Limited edition goutelette print.

Each print is hand numbered, accompanied by a certificate signed by the Master Printer and is numbered to match the print. The editions are limited to 1880 copies.
Image Size: 24 x 16 inches
Paper Size: 20 x 28 inches

During the unrivalled dominance of the New York Yacht Club, no vessel came closer to winning the America’s Cup from its owners than the Endeavour. She was one of the most stunning yachts of the J Class era: created by the master designer Charles Nicholson for the Royal Yacht Squadron, her speed became legendary, and she was tipped by many to prevail over the Rainbow of Harold Vanderbilt in the America’s Cup of 1934. Sure enough, she stormed to spectacular victories in the first two races of the series, breaking the course record in the second. She made a similarly impressive start in the third race, and seemed unstoppable; but the intervention of master helmsman Sherman Hoyt turned the course of the race, resulting in an American win by a margin of more than three minutes.

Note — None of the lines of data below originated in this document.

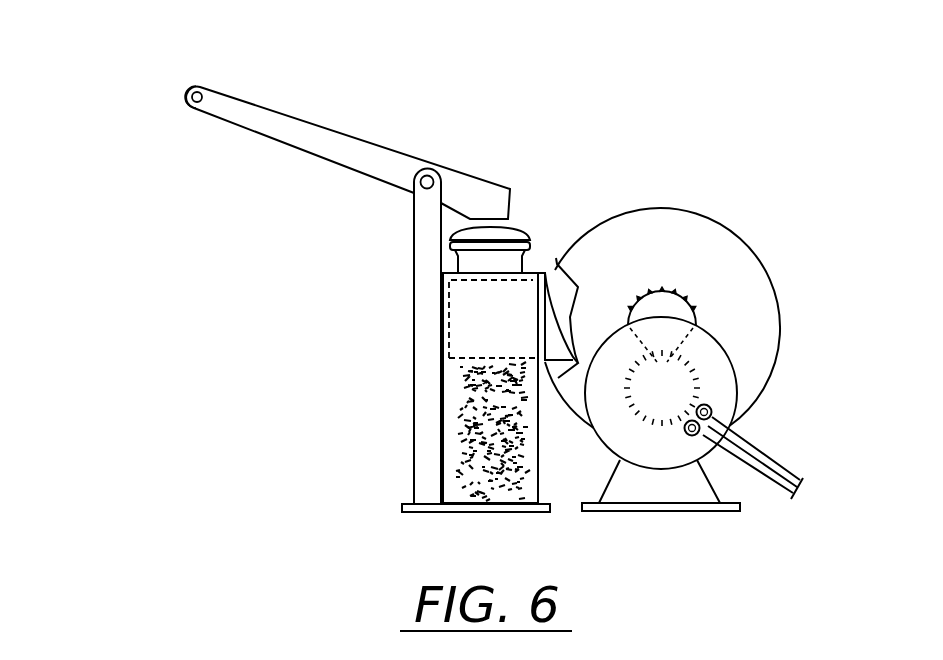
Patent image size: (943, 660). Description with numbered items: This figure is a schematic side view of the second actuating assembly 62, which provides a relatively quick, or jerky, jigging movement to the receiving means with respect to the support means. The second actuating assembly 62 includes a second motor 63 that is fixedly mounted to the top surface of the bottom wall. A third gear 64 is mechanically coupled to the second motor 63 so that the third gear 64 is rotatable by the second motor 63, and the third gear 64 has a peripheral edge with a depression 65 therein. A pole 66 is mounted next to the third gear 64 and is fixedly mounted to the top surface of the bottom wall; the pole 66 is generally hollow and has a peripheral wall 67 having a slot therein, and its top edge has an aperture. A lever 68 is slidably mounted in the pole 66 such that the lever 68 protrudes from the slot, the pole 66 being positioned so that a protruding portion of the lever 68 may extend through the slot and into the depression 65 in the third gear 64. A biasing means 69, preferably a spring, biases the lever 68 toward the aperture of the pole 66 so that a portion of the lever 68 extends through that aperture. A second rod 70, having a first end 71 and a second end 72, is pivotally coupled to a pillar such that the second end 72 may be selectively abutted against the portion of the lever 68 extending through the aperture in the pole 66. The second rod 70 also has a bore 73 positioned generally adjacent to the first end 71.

The second actuating assembly 62 is at (246, 298).
The second motor 63 is at (688, 472).
The third gear 64 is at (748, 243).
The depression 65 is at (556, 258).
The pole 66 is at (443, 477).
The peripheral wall 67 is at (540, 470).
The lever 68 is at (545, 272).
The biasing means 69 is at (473, 425).
The second rod 70 is at (338, 130).
The first end 71 is at (197, 85).
The second end 72 is at (512, 214).
The bore 73 is at (188, 105).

It was the fourth race which was to prove the Endeavour’s undoing. Having again taken an important lead, she found herself overtaken in an illegal manoeuvre by the American boat. She duly raised a protest flag as she approached the lines; however, in contrast to British conventions, the NYYC rules stated that a protest flag must be displayed at the time of the incident, and the race was awarded to the Rainbow. Their morale broken, the British crew crashed to defeat in the final two races: one of yachting’s greatest encounters had ended in another American victory.

The America’s Cup dates from 1851, when the Marquess of Anglesey donated a cup for the Royal Yacht Squadron’s annual regatta. This event marked the beginning of the NYYC’s supremacy: as the schooner America won the 16-yard event by a margin of 20 minutes, Queen Victoria asked who was second, to be met with the reply, “There is no second, your Majesty.” The Cup was donated to the NYYC by America’s owners in 1857, and here it was to remain until the Australian victory in 1983: in all the winning streak stretched to 132 years, making it the longest, in any competition, in sporting history. This race, perhaps the most thrilling of that period, is here breathtakingly immortalised by one of the world’s finest marine painters.